🤖 AI Summary
Current quantum hardware exhibits highly spatially non-uniform noise, yet existing circuit cutting methods do not systematically account for such heterogeneous noise profiles, leading to exponentially growing sampling overhead. This work proposes a hardware noise-aware circuit cutting framework that explicitly incorporates spatial noise non-uniformity into the cutting strategy for the first time. By unifying gate and wire cutting within a single modeling framework and leveraging real-device noise maps to optimize subcircuit allocation and execution constraints, the method achieves exponential overhead reduction while maintaining low-noise alignment. Notably, it requires only minor relaxation of device constraints to avoid high-noise regions. Experiments demonstrate an average 5–54× reduction in required circuit executions on 20-qubit circuits and, for the first time, enable feasible cutting of 50-qubit circuits and application-level benchmarks, substantially outperforming conventional strategies.
📝 Abstract
Noise in contemporary quantum hardware is highly non-uniform across qubits and couplers, giving rise to localized low-noise "islands" within otherwise noisy device topologies. As quantum workloads scale, executions are increasingly forced to traverse high-noise regions, degrading algorithmic fidelity. Circuit cutting provides a route to circumvent such regions by decomposing large circuits into smaller subcircuits, but its practicality is limited by exponential sampling overhead and the lack of systematic guidance on how cut strategies should align with heterogeneous hardware noise. In this work, we present a hardware-noise-aware circuit cutting framework that explicitly exploits the spatial non-uniformity of noise in quantum devices. Rather than proposing a new cut-finding algorithm, we formalize the problem of device-constraint selection under realistic hardware noise and show that this choice critically determines both execution overhead and effective noise.
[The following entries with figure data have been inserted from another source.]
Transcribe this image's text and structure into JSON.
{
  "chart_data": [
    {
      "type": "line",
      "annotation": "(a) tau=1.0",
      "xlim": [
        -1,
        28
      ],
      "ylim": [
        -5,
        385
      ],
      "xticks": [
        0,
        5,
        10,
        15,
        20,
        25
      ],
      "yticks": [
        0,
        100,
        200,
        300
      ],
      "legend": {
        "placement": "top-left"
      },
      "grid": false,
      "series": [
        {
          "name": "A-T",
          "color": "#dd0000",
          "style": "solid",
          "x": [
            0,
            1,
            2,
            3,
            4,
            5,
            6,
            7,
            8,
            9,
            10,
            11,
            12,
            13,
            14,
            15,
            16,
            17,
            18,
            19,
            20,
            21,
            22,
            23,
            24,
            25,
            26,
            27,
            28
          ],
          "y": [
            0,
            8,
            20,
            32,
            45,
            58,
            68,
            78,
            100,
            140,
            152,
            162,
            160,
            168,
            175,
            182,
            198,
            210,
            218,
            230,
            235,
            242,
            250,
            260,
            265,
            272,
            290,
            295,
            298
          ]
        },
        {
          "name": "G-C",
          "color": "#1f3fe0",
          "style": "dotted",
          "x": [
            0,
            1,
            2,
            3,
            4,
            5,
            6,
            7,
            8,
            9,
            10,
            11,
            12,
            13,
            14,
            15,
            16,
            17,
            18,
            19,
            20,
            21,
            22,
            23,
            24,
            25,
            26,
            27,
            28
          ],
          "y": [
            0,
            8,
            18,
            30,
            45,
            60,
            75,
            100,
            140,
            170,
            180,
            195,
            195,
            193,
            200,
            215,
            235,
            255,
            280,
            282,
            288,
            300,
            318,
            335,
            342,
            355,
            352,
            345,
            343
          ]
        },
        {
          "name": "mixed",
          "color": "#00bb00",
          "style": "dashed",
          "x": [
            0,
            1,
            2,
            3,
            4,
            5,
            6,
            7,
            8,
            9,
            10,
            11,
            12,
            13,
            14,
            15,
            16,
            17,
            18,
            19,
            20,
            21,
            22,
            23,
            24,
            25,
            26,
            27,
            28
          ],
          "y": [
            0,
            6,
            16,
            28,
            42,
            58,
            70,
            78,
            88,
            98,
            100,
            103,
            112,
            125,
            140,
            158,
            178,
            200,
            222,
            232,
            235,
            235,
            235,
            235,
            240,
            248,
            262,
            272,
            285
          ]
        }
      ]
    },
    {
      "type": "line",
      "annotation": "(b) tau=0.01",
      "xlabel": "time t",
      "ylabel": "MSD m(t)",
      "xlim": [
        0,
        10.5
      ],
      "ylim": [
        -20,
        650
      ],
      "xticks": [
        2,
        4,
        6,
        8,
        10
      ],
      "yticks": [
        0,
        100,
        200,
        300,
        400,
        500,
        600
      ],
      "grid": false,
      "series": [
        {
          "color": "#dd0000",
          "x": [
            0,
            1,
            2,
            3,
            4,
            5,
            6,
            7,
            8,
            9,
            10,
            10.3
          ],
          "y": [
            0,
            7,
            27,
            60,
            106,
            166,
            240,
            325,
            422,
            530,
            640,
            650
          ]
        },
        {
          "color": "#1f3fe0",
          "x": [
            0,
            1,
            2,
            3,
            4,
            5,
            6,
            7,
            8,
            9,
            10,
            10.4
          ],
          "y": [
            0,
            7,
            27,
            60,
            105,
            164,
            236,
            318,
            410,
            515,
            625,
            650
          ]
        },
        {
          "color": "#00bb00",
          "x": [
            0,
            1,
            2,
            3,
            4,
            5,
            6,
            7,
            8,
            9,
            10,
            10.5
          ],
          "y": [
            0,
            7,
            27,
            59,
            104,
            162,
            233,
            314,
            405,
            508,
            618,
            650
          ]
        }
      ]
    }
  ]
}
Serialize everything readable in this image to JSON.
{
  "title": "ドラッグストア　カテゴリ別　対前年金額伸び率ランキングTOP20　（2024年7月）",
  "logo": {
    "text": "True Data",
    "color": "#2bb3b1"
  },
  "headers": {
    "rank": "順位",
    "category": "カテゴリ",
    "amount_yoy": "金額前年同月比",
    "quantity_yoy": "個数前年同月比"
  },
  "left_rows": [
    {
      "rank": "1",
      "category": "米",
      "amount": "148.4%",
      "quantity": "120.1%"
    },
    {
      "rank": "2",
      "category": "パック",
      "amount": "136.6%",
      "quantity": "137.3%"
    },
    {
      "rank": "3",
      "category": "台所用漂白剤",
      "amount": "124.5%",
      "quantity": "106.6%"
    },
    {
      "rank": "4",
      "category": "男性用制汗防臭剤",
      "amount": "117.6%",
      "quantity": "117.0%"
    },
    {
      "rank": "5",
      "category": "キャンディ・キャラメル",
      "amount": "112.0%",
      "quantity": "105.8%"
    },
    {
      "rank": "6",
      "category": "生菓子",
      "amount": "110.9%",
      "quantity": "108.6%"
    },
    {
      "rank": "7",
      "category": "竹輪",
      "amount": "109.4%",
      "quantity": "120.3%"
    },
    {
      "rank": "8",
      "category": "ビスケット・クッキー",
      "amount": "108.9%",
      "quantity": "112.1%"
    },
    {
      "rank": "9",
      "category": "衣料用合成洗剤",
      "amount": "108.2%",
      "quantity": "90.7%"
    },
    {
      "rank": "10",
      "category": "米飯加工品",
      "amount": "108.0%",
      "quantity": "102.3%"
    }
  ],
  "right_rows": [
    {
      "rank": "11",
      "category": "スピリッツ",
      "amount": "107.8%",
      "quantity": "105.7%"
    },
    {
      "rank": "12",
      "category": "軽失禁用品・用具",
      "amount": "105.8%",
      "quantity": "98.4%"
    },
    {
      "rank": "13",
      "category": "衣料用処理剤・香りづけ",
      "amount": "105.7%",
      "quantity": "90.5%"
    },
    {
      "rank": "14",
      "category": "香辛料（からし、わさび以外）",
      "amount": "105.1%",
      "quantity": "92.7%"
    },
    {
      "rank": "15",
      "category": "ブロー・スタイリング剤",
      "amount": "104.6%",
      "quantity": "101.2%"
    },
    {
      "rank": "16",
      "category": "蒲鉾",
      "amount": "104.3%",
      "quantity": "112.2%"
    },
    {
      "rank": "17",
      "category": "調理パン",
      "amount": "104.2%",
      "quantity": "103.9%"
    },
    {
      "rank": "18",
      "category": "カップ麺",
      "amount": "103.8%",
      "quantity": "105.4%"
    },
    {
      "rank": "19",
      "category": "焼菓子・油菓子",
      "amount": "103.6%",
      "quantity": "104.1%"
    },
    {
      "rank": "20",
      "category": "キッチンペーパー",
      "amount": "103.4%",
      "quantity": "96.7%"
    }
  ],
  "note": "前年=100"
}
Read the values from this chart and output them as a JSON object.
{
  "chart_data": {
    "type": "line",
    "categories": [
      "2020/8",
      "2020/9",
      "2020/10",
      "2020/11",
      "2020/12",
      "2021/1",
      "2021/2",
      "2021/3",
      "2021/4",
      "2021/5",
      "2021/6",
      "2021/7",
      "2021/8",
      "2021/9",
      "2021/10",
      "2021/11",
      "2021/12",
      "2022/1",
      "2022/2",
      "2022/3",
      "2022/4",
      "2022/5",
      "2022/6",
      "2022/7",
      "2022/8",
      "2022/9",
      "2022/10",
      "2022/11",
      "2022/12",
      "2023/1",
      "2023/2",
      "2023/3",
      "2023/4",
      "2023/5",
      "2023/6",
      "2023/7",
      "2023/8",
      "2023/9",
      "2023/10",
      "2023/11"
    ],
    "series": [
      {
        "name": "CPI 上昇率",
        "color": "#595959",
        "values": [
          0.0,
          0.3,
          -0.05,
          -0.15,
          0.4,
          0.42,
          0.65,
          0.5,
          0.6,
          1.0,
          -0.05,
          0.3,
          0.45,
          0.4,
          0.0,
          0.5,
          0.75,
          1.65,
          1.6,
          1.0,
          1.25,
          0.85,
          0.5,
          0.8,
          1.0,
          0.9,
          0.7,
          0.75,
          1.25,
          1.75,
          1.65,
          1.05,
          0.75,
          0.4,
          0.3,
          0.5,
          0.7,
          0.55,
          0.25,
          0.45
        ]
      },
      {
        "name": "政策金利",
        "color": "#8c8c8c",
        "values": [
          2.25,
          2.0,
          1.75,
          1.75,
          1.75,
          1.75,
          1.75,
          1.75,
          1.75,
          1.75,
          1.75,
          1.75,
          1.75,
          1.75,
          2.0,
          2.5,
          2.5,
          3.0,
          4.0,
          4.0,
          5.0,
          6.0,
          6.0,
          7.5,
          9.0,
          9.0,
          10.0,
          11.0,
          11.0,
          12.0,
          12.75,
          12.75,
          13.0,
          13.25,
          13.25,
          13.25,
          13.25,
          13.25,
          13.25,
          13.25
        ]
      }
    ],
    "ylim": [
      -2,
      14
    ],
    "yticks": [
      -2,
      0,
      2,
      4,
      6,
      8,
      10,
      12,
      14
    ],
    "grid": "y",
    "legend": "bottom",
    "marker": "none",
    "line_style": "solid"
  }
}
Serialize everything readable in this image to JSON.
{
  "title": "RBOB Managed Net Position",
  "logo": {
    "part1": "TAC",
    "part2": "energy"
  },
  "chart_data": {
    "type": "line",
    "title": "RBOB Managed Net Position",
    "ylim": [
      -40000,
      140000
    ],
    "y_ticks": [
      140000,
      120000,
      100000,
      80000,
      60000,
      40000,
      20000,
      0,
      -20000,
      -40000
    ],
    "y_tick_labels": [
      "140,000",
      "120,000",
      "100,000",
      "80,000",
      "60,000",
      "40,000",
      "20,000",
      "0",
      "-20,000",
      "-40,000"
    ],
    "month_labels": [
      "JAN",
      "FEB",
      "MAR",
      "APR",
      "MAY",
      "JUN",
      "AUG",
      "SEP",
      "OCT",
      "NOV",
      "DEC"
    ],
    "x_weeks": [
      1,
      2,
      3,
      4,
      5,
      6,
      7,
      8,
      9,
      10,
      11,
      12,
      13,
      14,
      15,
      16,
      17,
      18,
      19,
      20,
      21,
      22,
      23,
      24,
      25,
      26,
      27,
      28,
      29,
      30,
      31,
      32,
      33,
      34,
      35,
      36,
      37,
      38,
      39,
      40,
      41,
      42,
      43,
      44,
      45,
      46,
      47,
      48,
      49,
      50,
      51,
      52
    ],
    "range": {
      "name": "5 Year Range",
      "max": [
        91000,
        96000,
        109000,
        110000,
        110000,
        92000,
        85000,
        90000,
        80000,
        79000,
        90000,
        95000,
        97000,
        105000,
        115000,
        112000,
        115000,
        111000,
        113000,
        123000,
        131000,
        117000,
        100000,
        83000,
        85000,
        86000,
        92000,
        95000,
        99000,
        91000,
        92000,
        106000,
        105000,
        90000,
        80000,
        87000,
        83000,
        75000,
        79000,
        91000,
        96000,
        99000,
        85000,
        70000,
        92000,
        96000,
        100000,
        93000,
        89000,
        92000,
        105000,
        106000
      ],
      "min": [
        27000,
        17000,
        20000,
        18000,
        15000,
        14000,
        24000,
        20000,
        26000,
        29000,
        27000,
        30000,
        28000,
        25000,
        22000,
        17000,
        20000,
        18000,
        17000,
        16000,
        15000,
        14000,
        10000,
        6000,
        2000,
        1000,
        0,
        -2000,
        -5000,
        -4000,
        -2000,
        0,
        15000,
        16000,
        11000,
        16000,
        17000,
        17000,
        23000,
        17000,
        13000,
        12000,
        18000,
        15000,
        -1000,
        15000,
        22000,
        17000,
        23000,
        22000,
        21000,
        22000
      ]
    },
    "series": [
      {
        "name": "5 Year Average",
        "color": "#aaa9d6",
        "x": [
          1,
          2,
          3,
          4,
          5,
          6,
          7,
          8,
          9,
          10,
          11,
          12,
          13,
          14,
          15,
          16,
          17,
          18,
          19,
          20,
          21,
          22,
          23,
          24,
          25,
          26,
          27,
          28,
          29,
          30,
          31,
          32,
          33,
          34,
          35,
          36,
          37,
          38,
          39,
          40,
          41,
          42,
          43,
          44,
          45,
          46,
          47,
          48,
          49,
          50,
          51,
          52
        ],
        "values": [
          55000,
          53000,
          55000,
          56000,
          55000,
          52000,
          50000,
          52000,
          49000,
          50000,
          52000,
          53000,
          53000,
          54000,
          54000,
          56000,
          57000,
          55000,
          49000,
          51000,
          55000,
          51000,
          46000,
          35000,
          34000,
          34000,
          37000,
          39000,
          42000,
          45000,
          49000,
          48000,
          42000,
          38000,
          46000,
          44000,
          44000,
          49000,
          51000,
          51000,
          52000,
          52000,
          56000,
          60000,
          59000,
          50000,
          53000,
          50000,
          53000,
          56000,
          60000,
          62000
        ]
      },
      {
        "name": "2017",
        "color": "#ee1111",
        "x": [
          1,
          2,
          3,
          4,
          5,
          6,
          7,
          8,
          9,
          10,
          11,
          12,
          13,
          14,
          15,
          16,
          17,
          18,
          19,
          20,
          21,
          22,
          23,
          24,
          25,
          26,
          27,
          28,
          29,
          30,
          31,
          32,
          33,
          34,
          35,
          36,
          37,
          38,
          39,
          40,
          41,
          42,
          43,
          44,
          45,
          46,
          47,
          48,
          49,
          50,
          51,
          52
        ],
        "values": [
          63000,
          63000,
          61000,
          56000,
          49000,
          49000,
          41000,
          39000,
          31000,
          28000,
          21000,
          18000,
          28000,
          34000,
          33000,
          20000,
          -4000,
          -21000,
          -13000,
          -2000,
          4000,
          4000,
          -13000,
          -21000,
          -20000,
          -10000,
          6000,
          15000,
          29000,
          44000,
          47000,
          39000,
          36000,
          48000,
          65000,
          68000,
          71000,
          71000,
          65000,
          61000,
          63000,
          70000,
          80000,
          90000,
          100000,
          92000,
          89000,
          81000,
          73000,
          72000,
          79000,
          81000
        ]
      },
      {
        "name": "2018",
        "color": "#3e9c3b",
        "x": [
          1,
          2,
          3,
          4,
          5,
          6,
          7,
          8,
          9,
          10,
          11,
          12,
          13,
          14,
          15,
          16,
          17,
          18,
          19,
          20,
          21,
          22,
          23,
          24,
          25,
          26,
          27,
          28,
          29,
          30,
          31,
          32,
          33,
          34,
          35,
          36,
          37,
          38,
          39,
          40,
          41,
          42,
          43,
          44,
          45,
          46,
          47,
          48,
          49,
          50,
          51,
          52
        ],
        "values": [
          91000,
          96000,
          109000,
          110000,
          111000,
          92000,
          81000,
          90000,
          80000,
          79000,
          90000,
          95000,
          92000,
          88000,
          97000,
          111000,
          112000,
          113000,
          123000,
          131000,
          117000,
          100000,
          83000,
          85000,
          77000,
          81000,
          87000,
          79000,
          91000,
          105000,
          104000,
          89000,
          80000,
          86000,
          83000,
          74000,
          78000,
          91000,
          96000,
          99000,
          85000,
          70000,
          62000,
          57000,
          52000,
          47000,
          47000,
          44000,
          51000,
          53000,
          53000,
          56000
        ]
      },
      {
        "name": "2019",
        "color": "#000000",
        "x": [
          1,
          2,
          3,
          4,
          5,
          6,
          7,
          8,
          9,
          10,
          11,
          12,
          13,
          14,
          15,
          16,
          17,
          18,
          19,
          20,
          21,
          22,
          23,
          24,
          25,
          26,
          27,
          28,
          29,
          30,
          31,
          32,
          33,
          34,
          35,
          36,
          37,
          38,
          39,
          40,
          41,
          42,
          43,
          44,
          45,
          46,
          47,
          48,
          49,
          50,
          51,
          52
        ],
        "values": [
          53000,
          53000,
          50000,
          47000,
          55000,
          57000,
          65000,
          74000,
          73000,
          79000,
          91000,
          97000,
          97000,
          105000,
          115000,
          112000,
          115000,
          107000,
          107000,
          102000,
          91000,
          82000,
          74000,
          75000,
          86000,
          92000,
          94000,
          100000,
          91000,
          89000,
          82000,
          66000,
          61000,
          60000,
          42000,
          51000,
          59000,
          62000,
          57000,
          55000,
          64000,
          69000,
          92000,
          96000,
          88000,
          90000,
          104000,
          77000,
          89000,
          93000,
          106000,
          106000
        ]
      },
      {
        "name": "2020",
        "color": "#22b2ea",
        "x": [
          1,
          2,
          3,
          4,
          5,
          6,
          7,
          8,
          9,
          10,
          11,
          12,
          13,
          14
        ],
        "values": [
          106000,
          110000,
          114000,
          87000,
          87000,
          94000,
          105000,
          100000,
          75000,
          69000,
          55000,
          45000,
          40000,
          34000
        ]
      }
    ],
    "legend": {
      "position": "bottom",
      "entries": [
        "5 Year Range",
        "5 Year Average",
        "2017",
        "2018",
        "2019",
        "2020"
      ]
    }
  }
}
Using a unified gate- and wire-cutting formulation, we demonstrate that small, hardware-informed relaxations in the device constraint yield exponential reductions in execution overhead while preserving alignment with low-noise hardware regions. Across representative workloads, our method achieves an average reduction in the number of circuit executions ranging from 5-54x for 20-qubit circuits, and enables tractable circuit cutting for 50-qubit circuits and application-level benchmarks where conventional strategies incur prohibitive overhead. These results establish noise-aware device-constraint selection as a necessary ingredient for making circuit cutting resource-efficient and practically deployable on contemporary quantum hardware.